A new study has revealed that the icy moon of Uranus, Miranda, has experienced an episode of intense resurfacing from tidal heating.
The study found that the resurfacing resulted in the formation of at least three remarkable and unique surface features, polygonal-shaped regions called coronae, which are visible in Miranda's southern hemisphere, and each one is at least 200 km across.
Arden corona, the largest, has ridges and troughs with up to 2 km of relief, Elsinore corona has an outer belt that is approx. 80 km wide, relatively smooth, and elevated above the surrounding terrain by approx. 100 m and Inverness corona has a trapezoidal shape with a large, bright chevron at its center.
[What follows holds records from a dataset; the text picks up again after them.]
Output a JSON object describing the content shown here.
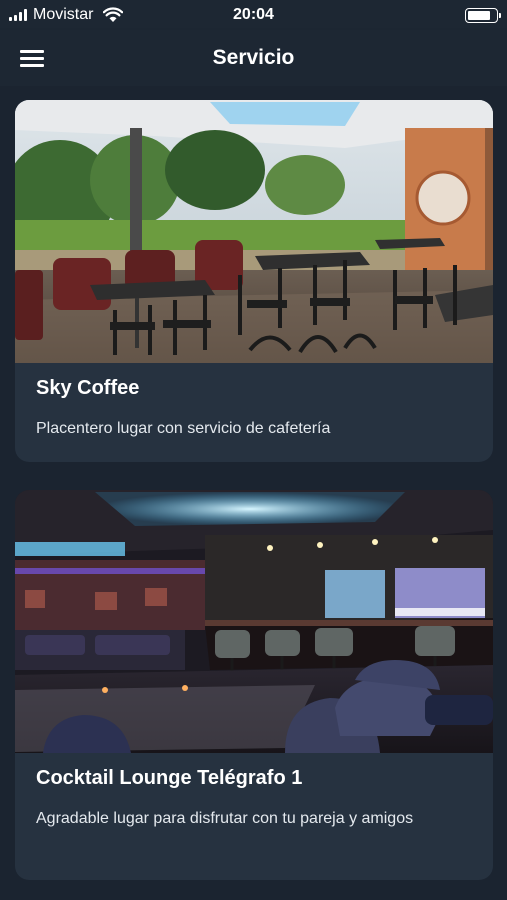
{
  "status_bar": {
    "carrier": "Movistar",
    "time": "20:04",
    "signal_icon": "signal-bars-icon",
    "wifi_icon": "wifi-icon",
    "battery_icon": "battery-icon",
    "battery_level": 0.8
  },
  "header": {
    "title": "Servicio",
    "menu_icon": "hamburger-menu-icon"
  },
  "services": [
    {
      "title": "Sky Coffee",
      "description": "Placentero lugar con servicio de cafetería",
      "image": "outdoor-terrace-cafe-photo"
    },
    {
      "title": "Cocktail Lounge Telégrafo 1",
      "description": "Agradable lugar para disfrutar con tu pareja y amigos",
      "image": "cocktail-lounge-bar-photo"
    }
  ],
  "colors": {
    "background": "#1b2430",
    "header": "#1d2733",
    "card": "#263240",
    "text": "#ffffff"
  }
}
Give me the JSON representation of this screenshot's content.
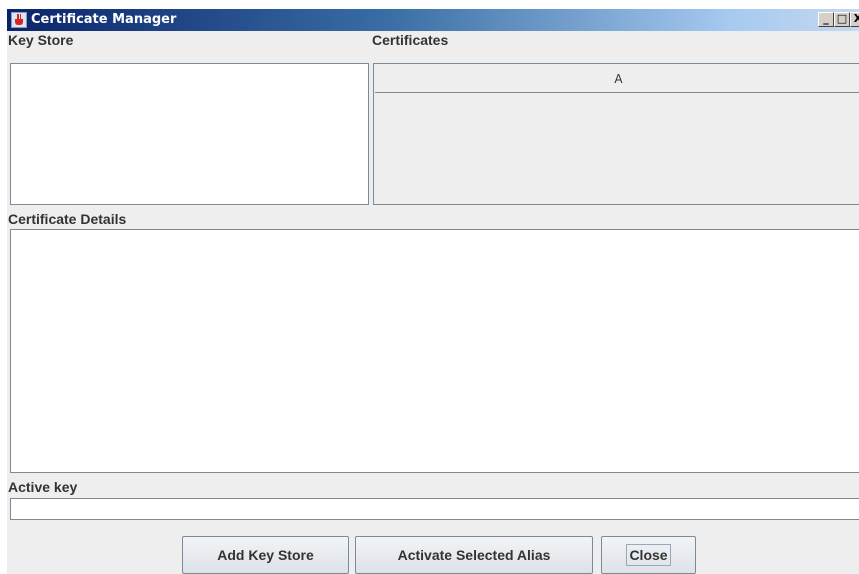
{
  "window": {
    "title": "Certificate Manager",
    "controls": {
      "minimize": "_",
      "maximize": "□",
      "close": "X"
    }
  },
  "key_store": {
    "label": "Key Store",
    "entries": []
  },
  "certificates": {
    "label": "Certificates",
    "columns": [
      "A"
    ],
    "rows": []
  },
  "details": {
    "label": "Certificate Details",
    "value": ""
  },
  "active_key": {
    "label": "Active key",
    "value": ""
  },
  "buttons": {
    "add_key_store": "Add Key Store",
    "activate_alias": "Activate Selected Alias",
    "close": "Close"
  }
}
The northern hemisphere of Miranda was never imaged by the Voyager 2 spacecraft, so it is unknown whether additional coronae exist.
Using numerical models, Noah Hammond and Amy Barr showed that convection in Miranda's ice mantle likely formed the coronae and during convection, warm buoyant ice rose toward the surface, driving concentric surface extension beneath the locations of the coronae, causing the formation of extensional tectonic faults.
This style of resurfacing is similar to plate tectonics on Earth, in that convection is a primary driving force for surface deformation.
Hammond and Barr wrote that the internal energy that powered convection probably came from tidal heating, which would have occurred when Miranda was in an eccentric orbit, moving closer to and further from Uranus.